Black Garnet in St. Paul, the first and only bricks-and-mortar Black-owned bookstore specializing in books by BIPOC authors established in the Minnesota capital is on the market. Owner Dionne Sims announced on social media on the eve of Juneteenth that she is selling the store, which opened in St. Paul’s Midway area two years ago, so that she can go back to school and earn an M.F.A.
“I’ve always loved to write, both personally and professionally,” she wrote. “I do it every day and I want to go back to school to take my craft to another place—a braver place—than I could do on my own.” Sims added that she is selling the store because, she wrote, “I refuse to half-ass running Black Garnet or half-ass my schooling.”
In the post, Sims described how she built Black Garnet into a successful bricks-and-mortar store with a 2,000-title opening inventory: “From absolutely nothing, except an idea turned tweet, turned GoFundMe, turned pop-up, turned bricks-and-mortar.” Sims is one of a number of BIPOC entrepreneurs around the country who opened bookstores in the wake of the May 25, 2020, murder of George Floyd by a Minneapolis police officer.
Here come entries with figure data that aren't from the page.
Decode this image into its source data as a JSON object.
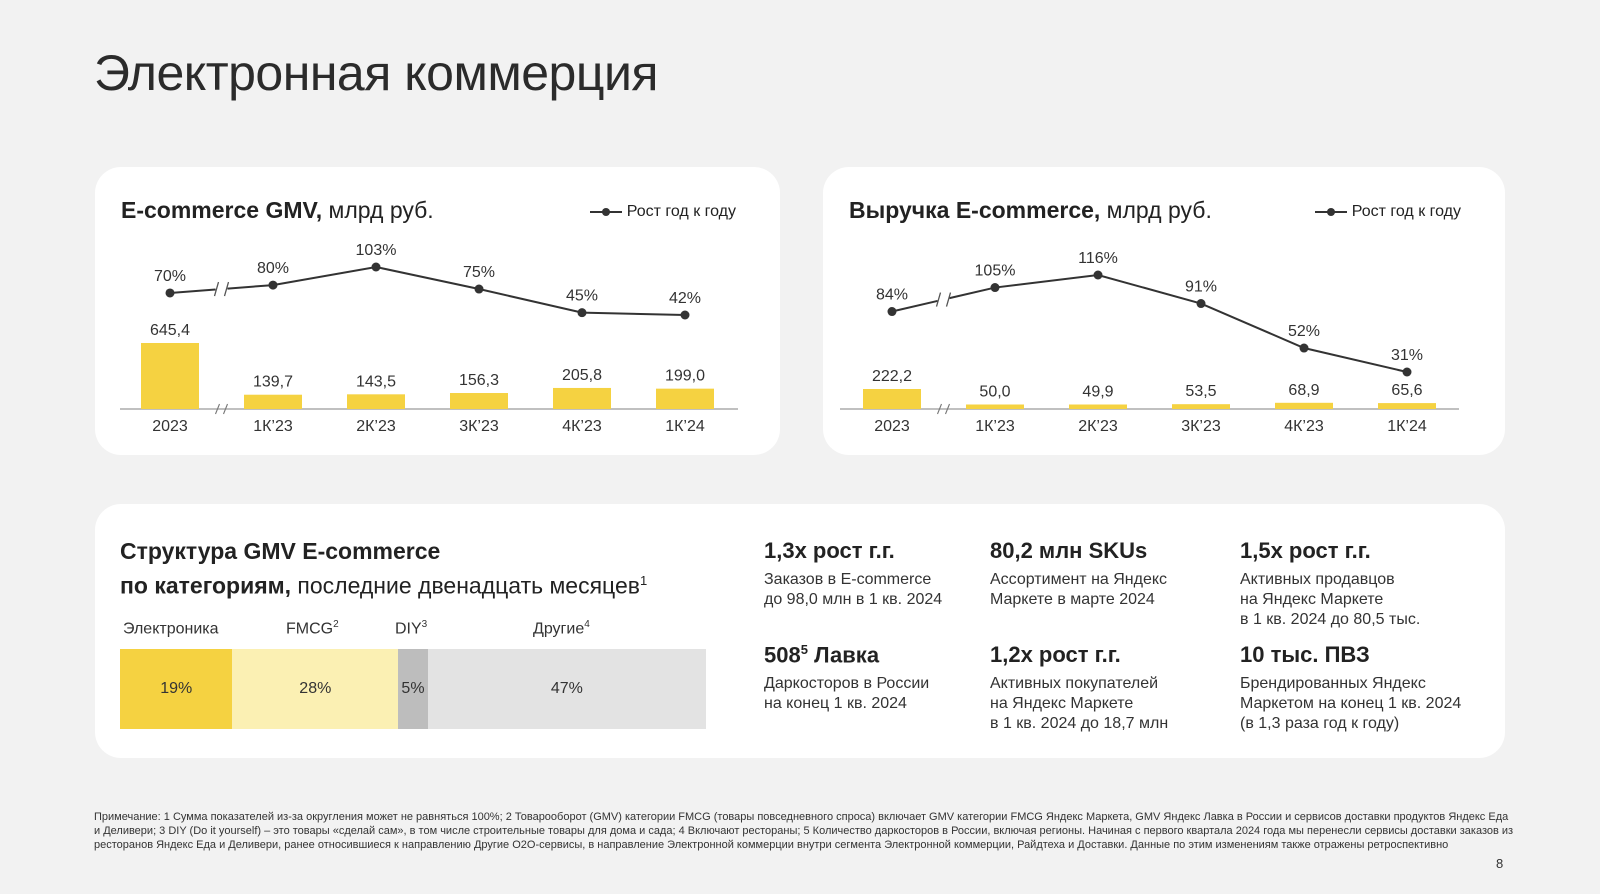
{
  "page": {
    "title": "Электронная коммерция",
    "page_number": "8"
  },
  "legend_label": "Рост год к году",
  "gmv_card": {
    "title_bold": "E-commerce GMV,",
    "title_rest": " млрд руб."
  },
  "revenue_card": {
    "title_bold": "Выручка E-commerce,",
    "title_rest": " млрд руб."
  },
  "chart_data": [
    {
      "type": "bar",
      "title": "E-commerce GMV, млрд руб.",
      "categories": [
        "2023",
        "1К’23",
        "2К’23",
        "3К’23",
        "4К’23",
        "1К’24"
      ],
      "values": [
        645.4,
        139.7,
        143.5,
        156.3,
        205.8,
        199.0
      ],
      "value_labels": [
        "645,4",
        "139,7",
        "143,5",
        "156,3",
        "205,8",
        "199,0"
      ],
      "growth": [
        70,
        80,
        103,
        75,
        45,
        42
      ],
      "growth_labels": [
        "70%",
        "80%",
        "103%",
        "75%",
        "45%",
        "42%"
      ],
      "growth_series_name": "Рост год к году",
      "axis_break_after_first": true,
      "bar_color": "#f5d241",
      "line_color": "#333333"
    },
    {
      "type": "bar",
      "title": "Выручка E-commerce, млрд руб.",
      "categories": [
        "2023",
        "1К’23",
        "2К’23",
        "3К’23",
        "4К’23",
        "1К’24"
      ],
      "values": [
        222.2,
        50.0,
        49.9,
        53.5,
        68.9,
        65.6
      ],
      "value_labels": [
        "222,2",
        "50,0",
        "49,9",
        "53,5",
        "68,9",
        "65,6"
      ],
      "growth": [
        84,
        105,
        116,
        91,
        52,
        31
      ],
      "growth_labels": [
        "84%",
        "105%",
        "116%",
        "91%",
        "52%",
        "31%"
      ],
      "growth_series_name": "Рост год к году",
      "axis_break_after_first": true,
      "bar_color": "#f5d241",
      "line_color": "#333333"
    },
    {
      "type": "bar",
      "stacked": true,
      "title": "Структура GMV E-commerce по категориям, последние двенадцать месяцев",
      "categories": [
        "Электроника",
        "FMCG",
        "DIY",
        "Другие"
      ],
      "values": [
        19,
        28,
        5,
        47
      ],
      "value_labels": [
        "19%",
        "28%",
        "5%",
        "47%"
      ],
      "colors": [
        "#f5d241",
        "#fbf0b3",
        "#bdbdbd",
        "#e3e3e3"
      ]
    }
  ],
  "structure": {
    "title_line1": "Структура GMV E-commerce",
    "title_line2_bold": "по категориям,",
    "title_line2_rest": " последние двенадцать месяцев",
    "title_sup": "1",
    "labels": [
      {
        "text": "Электроника",
        "sup": ""
      },
      {
        "text": "FMCG",
        "sup": "2"
      },
      {
        "text": "DIY",
        "sup": "3"
      },
      {
        "text": "Другие",
        "sup": "4"
      }
    ]
  },
  "metrics": [
    {
      "head": "1,3x рост г.г.",
      "sup": "",
      "head_rest": "",
      "body": [
        "Заказов в E-commerce",
        "до 98,0 млн в 1 кв. 2024"
      ]
    },
    {
      "head": "80,2 млн SKUs",
      "sup": "",
      "head_rest": "",
      "body": [
        "Ассортимент на  Яндекс",
        "Маркете в марте 2024"
      ]
    },
    {
      "head": "1,5x рост г.г.",
      "sup": "",
      "head_rest": "",
      "body": [
        "Активных продавцов",
        "на Яндекс Маркете",
        "в 1 кв. 2024 до 80,5 тыс."
      ]
    },
    {
      "head": "508",
      "sup": "5",
      "head_rest": " Лавка",
      "body": [
        "Даркосторов в России",
        "на конец 1 кв. 2024"
      ]
    },
    {
      "head": "1,2x рост г.г.",
      "sup": "",
      "head_rest": "",
      "body": [
        "Активных покупателей",
        "на Яндекс Маркете",
        "в 1 кв. 2024 до 18,7 млн"
      ]
    },
    {
      "head": "10 тыс. ПВЗ",
      "sup": "",
      "head_rest": "",
      "body": [
        "Брендированных Яндекс",
        "Маркетом на конец 1 кв. 2024",
        "(в 1,3 раза год к году)"
      ]
    }
  ],
  "footnote": "Примечание: 1 Сумма показателей из-за округления может не равняться 100%;  2 Товарооборот (GMV) категории FMCG (товары повседневного спроса) включает GMV категории FMCG Яндекс Маркета, GMV Яндекс Лавка в России и сервисов доставки продуктов Яндекс Еда и Деливери; 3 DIY (Do it yourself) – это товары «сделай сам», в том числе строительные товары для дома и сада; 4 Включают рестораны; 5 Количество даркосторов в России, включая регионы. Начиная с первого квартала 2024 года мы перенесли сервисы доставки заказов из ресторанов Яндекс Еда и Деливери, ранее относившиеся к направлению Другие O2O-сервисы, в направление Электронной коммерции внутри сегмента Электронной коммерции, Райдтеха и Доставки. Данные по этим изменениям также отражены ретроспективно"
}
Speaking to PW in 2023, Sims said that, after Floyd's murder, she had an “existential crisis” and quit her corporate job in the technology sector to better serve the Black community in the Twin Cities. By July 2020, she had launched an online bookstore with occasional pop-ups around Minneapolis. Black Garnet opened its 1,800-sq.-ft. physical location in the fall of 2022 with the assistance of the City of St. Paul, which gave her a $100,000 matching grant after she had raised $113,000. The store sells fiction and nonfiction for adults and children, and boasts a large young adult fiction section.
“Black Garnet is the manifestation of so many things that are bigger than me,” Sims wrote. “Bigger than the very simple dream I had of making sure that there’s always a Black-owned bookstore in my home of Minnesota.”